What are we doing here?
All it can do is to pollute the landscape and suck up the water supply.
As for the rice. We grow the worst rice in the world, in my expert culinary opinion. I do anything to avoid buying Australian rice - because it always means a disaster in the pot. I love my son very much - but when he brought Australian rice into the house instead of proper Thai Jasmine, I was really piqued with him. I had to cook this crap? Guess at water measurements because it is never consistent with the ancient traditions of rice cooking? Our neighbours in Asia grow wonderful rice in environments suited to the required irrigation.
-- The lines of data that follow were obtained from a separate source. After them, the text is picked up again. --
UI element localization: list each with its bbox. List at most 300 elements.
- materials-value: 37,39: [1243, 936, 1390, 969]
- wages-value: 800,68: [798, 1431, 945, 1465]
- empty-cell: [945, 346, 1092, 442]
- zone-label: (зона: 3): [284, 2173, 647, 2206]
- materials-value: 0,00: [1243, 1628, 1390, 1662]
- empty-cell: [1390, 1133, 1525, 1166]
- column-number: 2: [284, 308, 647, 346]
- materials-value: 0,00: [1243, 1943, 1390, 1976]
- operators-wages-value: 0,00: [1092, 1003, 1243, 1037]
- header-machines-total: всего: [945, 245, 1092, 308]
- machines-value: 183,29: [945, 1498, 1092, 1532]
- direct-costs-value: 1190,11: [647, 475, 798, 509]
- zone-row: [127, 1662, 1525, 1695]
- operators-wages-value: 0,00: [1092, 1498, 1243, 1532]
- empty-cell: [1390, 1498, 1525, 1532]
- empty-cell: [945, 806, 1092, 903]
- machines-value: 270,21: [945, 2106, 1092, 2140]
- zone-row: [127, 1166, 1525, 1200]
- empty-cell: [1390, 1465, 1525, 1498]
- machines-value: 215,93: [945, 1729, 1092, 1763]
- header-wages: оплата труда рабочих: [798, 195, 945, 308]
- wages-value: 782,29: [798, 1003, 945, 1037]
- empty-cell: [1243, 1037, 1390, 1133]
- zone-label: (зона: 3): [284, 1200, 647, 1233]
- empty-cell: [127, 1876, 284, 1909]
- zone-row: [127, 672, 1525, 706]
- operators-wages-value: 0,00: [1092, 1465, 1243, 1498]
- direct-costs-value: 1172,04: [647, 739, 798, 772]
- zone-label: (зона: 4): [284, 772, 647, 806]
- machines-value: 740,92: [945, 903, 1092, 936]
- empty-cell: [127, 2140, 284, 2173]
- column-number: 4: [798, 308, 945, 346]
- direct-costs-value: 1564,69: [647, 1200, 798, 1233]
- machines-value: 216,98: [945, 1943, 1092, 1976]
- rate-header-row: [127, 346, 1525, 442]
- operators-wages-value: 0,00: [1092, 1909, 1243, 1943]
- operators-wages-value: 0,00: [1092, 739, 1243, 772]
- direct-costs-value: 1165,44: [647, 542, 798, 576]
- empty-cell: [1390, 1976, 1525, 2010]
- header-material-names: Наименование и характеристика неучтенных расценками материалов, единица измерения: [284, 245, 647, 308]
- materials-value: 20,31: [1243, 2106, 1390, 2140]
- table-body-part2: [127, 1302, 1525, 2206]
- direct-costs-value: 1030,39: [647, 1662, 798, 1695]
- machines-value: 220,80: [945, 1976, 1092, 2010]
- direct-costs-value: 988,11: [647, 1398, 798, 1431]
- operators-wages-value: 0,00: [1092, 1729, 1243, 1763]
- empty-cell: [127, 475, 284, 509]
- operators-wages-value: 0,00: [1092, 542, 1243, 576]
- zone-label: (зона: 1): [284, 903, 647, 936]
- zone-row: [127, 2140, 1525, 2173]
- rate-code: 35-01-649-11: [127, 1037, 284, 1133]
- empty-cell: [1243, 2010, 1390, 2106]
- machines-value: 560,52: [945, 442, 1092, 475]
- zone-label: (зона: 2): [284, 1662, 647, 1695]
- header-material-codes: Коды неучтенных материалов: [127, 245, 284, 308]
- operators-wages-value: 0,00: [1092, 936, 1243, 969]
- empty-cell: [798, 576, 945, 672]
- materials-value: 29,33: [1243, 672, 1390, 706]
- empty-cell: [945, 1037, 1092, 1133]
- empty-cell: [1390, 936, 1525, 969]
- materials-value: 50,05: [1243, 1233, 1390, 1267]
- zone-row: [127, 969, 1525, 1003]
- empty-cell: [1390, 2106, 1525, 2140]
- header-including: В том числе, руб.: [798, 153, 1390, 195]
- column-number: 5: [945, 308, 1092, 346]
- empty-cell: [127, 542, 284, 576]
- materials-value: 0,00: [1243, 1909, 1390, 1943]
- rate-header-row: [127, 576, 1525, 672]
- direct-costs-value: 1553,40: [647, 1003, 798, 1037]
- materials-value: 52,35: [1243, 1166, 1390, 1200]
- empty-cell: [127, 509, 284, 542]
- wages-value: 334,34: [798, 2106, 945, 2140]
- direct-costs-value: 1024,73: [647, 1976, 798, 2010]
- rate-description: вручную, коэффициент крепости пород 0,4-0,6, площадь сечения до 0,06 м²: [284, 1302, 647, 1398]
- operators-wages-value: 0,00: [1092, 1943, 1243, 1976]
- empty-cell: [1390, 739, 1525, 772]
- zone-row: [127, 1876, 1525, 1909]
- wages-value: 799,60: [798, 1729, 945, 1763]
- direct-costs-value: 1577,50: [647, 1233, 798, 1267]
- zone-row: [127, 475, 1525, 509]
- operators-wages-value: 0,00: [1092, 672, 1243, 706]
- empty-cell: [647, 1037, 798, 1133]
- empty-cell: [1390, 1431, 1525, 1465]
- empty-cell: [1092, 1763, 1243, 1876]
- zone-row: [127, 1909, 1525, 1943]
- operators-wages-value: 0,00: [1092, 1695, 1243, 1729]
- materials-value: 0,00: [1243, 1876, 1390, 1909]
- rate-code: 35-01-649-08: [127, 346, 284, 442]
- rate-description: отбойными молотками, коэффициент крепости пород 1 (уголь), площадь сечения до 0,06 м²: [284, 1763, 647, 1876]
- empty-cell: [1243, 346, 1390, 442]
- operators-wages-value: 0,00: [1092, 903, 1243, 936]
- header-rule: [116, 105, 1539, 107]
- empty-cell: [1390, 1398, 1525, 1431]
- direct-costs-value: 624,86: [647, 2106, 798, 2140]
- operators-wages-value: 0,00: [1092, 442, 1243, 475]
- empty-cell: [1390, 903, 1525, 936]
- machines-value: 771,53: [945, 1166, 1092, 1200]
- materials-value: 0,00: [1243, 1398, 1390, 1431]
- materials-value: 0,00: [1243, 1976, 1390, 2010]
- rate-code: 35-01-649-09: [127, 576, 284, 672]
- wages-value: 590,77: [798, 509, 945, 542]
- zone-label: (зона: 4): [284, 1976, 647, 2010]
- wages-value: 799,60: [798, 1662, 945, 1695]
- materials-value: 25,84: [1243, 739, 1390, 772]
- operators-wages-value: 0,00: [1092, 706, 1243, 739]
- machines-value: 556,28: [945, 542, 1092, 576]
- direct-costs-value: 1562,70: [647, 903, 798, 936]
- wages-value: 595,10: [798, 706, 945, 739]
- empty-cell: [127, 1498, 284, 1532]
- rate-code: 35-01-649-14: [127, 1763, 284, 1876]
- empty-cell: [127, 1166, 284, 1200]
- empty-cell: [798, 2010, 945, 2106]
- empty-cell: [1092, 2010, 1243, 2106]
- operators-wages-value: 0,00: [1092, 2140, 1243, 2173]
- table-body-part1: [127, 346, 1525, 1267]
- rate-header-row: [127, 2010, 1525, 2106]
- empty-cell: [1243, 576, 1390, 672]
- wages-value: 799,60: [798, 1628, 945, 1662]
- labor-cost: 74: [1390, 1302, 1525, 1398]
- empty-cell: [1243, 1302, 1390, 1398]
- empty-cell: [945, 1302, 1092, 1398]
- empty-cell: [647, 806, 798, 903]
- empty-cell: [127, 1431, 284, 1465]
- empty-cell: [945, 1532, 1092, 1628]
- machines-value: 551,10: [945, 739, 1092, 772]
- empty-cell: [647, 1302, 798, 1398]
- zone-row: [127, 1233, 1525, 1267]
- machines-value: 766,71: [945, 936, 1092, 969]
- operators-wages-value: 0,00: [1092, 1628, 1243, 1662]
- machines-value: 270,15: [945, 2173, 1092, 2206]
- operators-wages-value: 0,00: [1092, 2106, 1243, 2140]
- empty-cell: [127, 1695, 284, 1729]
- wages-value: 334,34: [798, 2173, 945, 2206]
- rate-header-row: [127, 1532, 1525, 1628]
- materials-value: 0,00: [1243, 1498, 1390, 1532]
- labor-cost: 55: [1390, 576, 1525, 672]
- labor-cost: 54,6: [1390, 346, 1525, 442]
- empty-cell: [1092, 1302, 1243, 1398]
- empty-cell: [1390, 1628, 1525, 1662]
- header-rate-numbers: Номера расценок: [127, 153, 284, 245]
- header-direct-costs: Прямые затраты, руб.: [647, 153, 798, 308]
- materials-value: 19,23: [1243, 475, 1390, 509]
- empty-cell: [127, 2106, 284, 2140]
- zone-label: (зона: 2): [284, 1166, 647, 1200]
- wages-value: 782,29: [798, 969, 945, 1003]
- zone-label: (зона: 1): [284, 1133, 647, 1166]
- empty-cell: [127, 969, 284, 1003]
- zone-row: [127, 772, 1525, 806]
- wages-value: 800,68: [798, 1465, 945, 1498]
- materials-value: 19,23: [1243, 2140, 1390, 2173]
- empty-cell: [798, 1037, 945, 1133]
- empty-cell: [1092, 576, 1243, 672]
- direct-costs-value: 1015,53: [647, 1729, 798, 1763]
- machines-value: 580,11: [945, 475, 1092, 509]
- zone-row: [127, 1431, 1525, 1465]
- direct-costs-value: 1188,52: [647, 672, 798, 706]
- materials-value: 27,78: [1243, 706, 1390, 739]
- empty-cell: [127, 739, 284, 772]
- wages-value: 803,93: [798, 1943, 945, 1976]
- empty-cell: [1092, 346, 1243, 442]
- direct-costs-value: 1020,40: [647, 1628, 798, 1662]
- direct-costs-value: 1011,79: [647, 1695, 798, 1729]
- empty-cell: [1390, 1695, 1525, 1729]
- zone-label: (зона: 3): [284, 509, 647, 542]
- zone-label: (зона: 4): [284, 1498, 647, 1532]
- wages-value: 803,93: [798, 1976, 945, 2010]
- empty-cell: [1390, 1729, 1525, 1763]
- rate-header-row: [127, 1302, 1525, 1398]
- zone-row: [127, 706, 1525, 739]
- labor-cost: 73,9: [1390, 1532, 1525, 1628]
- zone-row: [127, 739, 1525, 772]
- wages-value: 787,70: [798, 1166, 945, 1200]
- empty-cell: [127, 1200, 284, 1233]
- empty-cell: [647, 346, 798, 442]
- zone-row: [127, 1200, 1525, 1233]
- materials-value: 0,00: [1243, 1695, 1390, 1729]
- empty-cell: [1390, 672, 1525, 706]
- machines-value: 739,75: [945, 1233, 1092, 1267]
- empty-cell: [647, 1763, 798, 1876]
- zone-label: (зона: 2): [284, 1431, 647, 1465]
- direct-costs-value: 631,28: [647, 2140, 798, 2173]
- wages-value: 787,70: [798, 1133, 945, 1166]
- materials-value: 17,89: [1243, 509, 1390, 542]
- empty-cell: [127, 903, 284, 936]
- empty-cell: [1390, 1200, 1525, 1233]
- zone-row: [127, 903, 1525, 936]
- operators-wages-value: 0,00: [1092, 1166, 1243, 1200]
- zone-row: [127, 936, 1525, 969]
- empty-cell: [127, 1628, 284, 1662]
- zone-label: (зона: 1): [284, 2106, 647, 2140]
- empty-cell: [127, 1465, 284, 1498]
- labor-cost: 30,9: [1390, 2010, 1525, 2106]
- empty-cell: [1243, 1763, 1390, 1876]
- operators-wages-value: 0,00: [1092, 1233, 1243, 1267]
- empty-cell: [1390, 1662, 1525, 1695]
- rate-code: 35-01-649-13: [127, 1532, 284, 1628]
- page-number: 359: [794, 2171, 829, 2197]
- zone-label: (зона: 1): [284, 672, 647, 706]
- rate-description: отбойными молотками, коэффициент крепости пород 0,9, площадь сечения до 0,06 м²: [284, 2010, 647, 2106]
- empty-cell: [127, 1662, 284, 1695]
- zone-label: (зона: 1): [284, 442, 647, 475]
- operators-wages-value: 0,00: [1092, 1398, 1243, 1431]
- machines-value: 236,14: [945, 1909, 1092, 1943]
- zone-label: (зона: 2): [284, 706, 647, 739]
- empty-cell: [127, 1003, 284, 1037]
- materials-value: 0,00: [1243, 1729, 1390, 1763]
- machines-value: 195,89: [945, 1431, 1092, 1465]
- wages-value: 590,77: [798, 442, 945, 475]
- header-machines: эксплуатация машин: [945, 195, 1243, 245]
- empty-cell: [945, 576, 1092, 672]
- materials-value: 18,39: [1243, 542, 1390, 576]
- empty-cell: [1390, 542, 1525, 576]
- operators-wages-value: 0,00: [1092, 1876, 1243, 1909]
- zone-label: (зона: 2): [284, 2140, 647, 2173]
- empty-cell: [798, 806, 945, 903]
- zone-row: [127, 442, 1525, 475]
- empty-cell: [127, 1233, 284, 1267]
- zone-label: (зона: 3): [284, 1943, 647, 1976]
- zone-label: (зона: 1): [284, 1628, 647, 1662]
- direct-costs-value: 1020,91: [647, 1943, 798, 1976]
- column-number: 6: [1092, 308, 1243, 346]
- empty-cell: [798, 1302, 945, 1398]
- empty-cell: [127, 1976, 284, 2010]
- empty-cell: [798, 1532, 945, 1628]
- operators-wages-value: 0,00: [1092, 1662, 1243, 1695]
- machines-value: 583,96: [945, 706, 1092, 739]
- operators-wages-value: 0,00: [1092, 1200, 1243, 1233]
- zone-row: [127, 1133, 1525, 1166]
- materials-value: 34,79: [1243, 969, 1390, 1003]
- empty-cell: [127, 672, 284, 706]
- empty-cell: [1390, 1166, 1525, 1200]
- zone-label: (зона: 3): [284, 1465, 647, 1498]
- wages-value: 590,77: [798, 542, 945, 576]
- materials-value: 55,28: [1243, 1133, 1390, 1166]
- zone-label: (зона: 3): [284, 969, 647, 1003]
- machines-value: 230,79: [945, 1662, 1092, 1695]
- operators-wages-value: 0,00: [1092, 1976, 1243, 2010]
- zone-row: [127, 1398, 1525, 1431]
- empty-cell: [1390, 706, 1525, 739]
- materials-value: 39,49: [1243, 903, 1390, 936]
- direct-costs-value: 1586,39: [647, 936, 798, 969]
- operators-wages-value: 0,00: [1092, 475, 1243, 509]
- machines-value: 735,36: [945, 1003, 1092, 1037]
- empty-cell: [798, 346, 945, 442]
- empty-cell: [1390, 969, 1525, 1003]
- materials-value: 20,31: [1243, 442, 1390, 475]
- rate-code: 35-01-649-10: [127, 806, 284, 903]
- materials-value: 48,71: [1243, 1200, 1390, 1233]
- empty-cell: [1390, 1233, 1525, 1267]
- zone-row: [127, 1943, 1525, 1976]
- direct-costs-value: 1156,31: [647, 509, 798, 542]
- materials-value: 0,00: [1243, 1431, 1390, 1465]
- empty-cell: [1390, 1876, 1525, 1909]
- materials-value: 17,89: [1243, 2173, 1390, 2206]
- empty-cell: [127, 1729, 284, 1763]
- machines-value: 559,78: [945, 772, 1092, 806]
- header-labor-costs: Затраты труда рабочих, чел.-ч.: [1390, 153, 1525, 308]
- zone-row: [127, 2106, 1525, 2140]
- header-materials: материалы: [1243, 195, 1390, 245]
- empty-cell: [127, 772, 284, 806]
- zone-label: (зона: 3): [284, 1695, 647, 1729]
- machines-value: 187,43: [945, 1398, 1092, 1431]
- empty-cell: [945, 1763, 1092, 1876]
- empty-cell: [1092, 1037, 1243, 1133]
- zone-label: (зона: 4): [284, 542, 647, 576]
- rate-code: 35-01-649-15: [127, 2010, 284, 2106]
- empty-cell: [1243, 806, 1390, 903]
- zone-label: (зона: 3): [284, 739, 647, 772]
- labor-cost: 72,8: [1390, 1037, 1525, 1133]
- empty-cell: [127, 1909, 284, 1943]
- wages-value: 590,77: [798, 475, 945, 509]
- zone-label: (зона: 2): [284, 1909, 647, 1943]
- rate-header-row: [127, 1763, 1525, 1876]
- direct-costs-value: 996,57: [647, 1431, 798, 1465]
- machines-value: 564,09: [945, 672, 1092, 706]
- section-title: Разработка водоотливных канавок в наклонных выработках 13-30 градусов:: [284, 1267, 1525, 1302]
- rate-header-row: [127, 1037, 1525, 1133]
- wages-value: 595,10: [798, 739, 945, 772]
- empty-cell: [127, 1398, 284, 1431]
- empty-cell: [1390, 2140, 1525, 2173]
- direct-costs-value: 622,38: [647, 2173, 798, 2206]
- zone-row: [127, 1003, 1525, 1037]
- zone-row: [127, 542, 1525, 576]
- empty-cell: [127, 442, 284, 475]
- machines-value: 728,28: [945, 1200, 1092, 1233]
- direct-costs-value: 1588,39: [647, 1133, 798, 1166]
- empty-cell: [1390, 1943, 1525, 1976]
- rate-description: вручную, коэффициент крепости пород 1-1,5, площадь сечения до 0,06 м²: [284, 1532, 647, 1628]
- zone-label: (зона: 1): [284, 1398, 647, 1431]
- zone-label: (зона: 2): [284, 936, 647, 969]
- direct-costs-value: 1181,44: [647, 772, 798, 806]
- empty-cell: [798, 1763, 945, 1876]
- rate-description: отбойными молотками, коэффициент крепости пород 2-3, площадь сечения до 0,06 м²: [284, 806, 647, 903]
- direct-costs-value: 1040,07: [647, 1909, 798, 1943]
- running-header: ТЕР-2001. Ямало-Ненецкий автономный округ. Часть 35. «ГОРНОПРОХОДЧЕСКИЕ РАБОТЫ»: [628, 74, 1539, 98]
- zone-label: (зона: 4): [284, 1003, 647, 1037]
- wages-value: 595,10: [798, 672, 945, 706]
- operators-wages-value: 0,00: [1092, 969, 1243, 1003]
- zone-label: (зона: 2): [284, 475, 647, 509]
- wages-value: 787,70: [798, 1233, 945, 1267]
I don't care what the industry proponents say, it seems to me that we are compromising our fragile environment for the sake of an unnecessary and second-rate product.
Australia now has a scandalous 2500 rice farms and brags it lives at the top end of the international rice market.
Australia, always short of water, now is in the throes of drought. But we still divert water for rice crops.
Hemp is the logical answer.
It is no silly hippie solution as the market conservatives try to propagandize. It is a brilliant fibre crop which produces a product stronger than cotton with by-products equivalent to wood pulp plus an excellent seed oil. It endures drought and climate variablility and it does not need a squillion pesticides or supplements.
But of course, gasp, it is "hemp" and attracts the knee-jerk response of the ignorant who seem to think it is a drug. It has negligible THC. The THC thing is the big red herring and the rice/cotton vested interests will drag it around to see if they can make it stink rather than change any of the things they are doing.
It will take a resolute government to tackle water shortage from the cropping point of view. One with a new sort of moral fibre - er, so to speak.